Alta incidência de queimaduras durante o São João na Bahia
Entre os dias 18 e 23 de junho, a Bahia registrou 54 casos de queimaduras, conforme dados da Secretaria da Saúde do Estado (Sesab). A maioria dos pacientes, 34 ao todo, foi atendida no Hospital Geral do Estado (HGE), em Salvador, que é referência para esse tipo de atendimento.
Dentre as vítimas, 15 são crianças, incluindo um menino de apenas dois anos que sofreu queimaduras causadas por uma espada dentro de casa, na cidade de Cruz das Almas. Ele permanece internado no HGE, mas o estado de saúde não foi divulgado.
Focos dos acidentes e impacto dos festejos juninos
Os incidentes estão ligados principalmente ao uso de fogos de artifício e ao manuseio de fogueiras, elementos tradicionais das festas juninas na Bahia. Esses números destacam o aumento dos acidentes nessa época do ano, com explosões e queimaduras registradas em diversas regiões do estado.
Na noite de terça-feira (23), véspera do São João, um homem de 47 anos, identificado como Tarcísio Sodré Ramos do Nascimento, morreu após se queimar enquanto soltava espadas juninas em Sapeaçu, no recôncavo baiano.
Comparação com dados dos anos anteriores
Em 2025, entre 18 e 25 de junho, foram anotadas 72 ocorrências relacionadas aos festejos juninos na Bahia. Destas, 24 envolviam queimaduras por fogos ou fogueiras, enquanto 48 eram decorrentes de explosões de bombas. Já no mesmo período de 2024, foram contabilizadas 66 ocorrências.
O HGE recebeu 53 pacientes em 2025, seguido pelo Hospital Regional de Santo Antônio de Jesus, com 12 atendimentos. O Hospital Regional de Juazeiro e o Hospital Geral Prado Valadares, em Jequié, registraram três pacientes cada, enquanto o Hospital do Oeste, em Barreiras, contabilizou um caso.

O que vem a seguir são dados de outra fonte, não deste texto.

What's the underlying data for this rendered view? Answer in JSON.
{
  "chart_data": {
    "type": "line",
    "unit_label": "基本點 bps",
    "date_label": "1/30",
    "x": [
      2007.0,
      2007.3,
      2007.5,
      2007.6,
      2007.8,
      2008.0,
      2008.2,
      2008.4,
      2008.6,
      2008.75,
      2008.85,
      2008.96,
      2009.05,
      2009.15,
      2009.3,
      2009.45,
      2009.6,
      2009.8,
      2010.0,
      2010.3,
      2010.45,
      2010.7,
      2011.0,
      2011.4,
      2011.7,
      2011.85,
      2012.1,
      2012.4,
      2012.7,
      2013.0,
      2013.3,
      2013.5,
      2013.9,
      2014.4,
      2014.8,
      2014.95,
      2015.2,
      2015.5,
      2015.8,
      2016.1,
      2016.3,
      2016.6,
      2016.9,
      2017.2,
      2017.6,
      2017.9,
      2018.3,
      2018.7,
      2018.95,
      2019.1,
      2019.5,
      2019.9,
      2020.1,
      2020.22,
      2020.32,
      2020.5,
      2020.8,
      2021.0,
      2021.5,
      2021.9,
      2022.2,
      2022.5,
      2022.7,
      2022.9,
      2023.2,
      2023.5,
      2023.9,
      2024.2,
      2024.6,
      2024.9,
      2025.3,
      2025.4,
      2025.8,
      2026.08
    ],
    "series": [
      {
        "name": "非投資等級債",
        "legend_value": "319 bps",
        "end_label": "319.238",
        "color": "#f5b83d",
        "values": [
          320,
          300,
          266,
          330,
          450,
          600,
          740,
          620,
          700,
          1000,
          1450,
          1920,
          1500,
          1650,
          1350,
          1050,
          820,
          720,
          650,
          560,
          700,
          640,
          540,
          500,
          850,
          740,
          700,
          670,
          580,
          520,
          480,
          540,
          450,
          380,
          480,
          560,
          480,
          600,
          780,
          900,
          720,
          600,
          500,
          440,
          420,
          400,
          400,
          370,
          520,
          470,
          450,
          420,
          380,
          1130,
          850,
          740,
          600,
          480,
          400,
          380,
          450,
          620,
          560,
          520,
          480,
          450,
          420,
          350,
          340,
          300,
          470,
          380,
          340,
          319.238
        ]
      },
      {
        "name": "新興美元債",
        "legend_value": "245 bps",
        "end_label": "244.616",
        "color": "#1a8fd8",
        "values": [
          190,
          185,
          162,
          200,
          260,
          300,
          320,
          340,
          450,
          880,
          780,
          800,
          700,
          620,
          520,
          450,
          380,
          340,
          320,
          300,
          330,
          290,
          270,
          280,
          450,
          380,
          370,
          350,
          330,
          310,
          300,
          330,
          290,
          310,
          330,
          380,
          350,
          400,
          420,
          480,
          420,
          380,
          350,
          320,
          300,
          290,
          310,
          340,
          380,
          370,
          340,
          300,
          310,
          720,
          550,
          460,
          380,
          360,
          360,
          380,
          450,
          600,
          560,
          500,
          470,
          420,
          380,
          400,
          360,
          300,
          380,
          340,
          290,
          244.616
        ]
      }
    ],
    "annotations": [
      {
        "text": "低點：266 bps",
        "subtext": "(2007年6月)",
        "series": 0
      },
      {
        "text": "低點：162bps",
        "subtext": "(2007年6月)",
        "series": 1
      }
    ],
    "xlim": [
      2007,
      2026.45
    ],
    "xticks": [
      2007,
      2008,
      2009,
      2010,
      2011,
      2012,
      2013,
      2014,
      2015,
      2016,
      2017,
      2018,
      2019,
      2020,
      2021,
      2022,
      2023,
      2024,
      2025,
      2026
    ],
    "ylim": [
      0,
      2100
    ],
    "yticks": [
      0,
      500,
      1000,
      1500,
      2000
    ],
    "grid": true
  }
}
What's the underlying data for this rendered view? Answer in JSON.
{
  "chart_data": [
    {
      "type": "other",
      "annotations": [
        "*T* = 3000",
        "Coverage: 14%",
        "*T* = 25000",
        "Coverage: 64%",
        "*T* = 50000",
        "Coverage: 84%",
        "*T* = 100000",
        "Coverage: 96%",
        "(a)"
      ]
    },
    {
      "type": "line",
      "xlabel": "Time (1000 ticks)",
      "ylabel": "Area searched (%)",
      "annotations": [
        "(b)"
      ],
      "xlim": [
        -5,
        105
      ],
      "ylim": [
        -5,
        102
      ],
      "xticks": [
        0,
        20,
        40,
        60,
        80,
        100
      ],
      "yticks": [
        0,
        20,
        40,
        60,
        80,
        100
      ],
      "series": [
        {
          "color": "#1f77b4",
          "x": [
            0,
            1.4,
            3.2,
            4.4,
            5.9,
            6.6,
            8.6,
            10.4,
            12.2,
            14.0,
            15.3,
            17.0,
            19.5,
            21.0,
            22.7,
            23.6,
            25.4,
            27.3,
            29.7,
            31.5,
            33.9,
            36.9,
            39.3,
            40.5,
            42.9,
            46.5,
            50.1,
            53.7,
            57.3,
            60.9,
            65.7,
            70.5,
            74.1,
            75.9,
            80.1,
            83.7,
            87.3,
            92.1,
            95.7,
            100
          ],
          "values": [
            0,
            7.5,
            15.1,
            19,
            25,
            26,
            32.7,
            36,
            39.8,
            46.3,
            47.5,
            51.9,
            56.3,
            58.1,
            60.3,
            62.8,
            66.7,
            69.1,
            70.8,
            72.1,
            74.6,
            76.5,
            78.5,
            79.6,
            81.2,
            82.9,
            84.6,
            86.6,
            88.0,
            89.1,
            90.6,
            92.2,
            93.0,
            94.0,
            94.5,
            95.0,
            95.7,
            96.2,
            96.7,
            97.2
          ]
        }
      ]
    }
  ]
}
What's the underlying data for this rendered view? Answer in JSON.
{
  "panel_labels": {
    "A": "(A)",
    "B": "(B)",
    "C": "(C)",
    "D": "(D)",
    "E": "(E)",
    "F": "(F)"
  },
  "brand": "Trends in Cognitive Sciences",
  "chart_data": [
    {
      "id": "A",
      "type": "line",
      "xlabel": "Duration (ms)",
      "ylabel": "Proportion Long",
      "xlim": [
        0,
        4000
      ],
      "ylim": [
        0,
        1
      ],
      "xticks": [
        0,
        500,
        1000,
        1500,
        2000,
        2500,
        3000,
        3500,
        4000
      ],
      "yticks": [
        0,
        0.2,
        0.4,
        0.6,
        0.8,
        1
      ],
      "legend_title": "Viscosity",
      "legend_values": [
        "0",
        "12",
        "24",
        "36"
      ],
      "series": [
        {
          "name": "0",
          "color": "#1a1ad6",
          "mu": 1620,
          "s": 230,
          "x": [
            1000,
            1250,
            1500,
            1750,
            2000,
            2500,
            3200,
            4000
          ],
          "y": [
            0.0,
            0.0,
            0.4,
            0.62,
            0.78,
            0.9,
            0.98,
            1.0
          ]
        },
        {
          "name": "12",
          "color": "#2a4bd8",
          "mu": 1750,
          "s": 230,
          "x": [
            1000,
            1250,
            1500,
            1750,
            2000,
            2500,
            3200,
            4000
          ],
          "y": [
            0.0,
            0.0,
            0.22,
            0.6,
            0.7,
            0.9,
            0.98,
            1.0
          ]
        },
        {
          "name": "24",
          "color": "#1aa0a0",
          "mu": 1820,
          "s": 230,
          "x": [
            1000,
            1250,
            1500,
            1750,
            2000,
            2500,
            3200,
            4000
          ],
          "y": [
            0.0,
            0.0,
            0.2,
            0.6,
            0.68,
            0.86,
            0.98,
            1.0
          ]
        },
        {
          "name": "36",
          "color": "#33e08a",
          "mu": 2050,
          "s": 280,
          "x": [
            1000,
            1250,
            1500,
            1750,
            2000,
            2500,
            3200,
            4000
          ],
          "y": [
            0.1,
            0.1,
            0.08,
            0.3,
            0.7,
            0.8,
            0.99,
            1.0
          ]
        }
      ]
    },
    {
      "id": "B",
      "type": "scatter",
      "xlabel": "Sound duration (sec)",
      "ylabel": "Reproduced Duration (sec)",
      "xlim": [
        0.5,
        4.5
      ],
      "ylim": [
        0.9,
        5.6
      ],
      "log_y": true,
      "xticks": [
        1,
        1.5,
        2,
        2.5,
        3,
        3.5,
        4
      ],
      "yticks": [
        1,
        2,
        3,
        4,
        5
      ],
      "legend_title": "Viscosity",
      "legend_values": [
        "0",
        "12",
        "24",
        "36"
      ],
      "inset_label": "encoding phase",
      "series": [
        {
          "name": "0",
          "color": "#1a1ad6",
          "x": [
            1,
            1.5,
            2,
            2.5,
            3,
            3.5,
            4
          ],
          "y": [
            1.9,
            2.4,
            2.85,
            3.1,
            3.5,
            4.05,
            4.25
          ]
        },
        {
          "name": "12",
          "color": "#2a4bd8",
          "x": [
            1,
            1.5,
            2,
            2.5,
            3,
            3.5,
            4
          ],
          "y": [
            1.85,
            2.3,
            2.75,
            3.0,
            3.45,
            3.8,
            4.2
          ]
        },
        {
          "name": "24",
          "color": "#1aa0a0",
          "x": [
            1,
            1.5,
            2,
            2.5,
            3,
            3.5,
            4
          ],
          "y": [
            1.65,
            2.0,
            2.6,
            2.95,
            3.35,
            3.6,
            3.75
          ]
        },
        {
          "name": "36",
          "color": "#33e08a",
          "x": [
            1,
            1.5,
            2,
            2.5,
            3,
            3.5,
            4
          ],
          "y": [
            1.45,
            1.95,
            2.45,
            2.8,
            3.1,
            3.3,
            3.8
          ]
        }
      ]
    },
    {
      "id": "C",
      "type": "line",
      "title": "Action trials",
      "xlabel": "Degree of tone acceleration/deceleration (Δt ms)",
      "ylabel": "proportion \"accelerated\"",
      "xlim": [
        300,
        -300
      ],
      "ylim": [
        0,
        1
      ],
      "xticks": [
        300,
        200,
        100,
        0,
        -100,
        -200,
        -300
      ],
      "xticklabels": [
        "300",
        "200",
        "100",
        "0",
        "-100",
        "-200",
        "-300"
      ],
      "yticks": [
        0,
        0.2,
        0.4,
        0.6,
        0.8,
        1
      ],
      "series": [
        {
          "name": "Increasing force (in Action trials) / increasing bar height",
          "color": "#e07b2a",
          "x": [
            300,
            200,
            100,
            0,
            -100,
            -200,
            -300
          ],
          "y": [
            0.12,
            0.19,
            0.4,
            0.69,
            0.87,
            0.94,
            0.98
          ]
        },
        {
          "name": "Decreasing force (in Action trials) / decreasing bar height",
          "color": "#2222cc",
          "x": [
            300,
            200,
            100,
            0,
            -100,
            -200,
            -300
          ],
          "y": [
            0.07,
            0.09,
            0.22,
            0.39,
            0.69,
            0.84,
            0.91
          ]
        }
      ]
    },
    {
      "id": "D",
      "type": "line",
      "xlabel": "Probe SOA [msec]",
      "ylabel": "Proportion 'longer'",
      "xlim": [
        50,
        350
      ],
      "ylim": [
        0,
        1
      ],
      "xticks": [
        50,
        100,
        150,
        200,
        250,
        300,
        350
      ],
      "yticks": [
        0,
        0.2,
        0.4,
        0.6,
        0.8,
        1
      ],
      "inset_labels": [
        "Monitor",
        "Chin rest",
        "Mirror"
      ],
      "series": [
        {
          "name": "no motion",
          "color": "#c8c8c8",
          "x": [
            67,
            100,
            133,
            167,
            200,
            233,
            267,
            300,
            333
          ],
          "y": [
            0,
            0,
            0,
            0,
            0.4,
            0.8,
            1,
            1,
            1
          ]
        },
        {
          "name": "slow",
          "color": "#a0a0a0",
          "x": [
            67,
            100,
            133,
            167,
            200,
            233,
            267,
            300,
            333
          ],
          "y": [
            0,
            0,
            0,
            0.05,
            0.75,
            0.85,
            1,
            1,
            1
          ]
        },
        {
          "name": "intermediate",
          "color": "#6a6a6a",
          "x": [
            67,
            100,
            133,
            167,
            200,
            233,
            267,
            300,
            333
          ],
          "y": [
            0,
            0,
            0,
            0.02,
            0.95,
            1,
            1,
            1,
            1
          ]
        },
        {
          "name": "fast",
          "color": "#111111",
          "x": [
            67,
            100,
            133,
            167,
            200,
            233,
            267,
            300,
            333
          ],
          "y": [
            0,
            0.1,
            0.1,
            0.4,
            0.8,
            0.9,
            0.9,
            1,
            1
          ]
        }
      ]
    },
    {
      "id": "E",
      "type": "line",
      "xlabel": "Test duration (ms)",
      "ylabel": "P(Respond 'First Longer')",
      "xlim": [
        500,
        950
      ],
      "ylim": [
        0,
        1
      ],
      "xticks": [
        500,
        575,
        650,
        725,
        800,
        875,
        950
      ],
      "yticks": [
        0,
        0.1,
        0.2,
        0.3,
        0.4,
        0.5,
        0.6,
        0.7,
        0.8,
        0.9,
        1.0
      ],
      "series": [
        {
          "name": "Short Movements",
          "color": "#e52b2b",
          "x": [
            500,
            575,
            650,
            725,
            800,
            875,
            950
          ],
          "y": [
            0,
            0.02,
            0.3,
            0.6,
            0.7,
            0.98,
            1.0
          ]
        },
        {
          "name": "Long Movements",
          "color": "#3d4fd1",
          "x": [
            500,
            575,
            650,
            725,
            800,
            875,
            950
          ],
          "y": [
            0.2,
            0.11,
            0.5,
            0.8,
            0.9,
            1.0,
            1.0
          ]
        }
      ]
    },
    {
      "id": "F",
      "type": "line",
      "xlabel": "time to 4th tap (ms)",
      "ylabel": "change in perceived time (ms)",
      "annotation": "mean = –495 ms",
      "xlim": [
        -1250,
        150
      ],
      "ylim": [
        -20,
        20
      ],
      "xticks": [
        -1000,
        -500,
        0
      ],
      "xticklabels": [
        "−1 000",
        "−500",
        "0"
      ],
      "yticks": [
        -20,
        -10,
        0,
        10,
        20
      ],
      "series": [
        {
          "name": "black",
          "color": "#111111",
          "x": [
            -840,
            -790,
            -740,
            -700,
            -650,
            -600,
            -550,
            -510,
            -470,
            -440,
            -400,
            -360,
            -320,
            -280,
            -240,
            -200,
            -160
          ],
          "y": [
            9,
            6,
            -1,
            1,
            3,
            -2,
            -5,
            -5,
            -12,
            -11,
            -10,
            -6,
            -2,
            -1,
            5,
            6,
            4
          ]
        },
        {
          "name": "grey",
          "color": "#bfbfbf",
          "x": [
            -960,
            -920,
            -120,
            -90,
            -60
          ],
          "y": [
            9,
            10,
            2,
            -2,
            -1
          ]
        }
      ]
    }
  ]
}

Orientações das autoridades e proibição das espadas
Autoridades de saúde reforçam a necessidade do uso responsável de fogos de artifício, destacando o risco especial para crianças e adolescentes durante as festividades. Paralelamente, a Polícia Civil da Bahia lembra que o porte, posse, armazenamento, transporte e uso de espadas de fogo são proibidos no estado.
Conforme o artigo 16 do Estatuto do Desarmamento (Lei Federal nº 10.826/2003), quem infringir essas regras pode ser condenado a três a seis anos de reclusão, sem direito a fiança em casos de flagrante. A corporação destaca que, apesar de discussões e Termos de Ajustamento de Conduta (TAC) com o Ministério Público da Bahia (MP-BA), ainda não houve regulamentação integral para o uso controlado desses artefatos.
Cuidados imediatos em caso de queimaduras
Em situações de queimadura, é recomendado procurar unidades especializadas, como o Hospital Geral do Estado (HGE), em Salvador, o Hospital Regional de Santo Antônio de Jesus, o Hospital do Oeste, em Barreiras, e o Hospital Regional de Juazeiro.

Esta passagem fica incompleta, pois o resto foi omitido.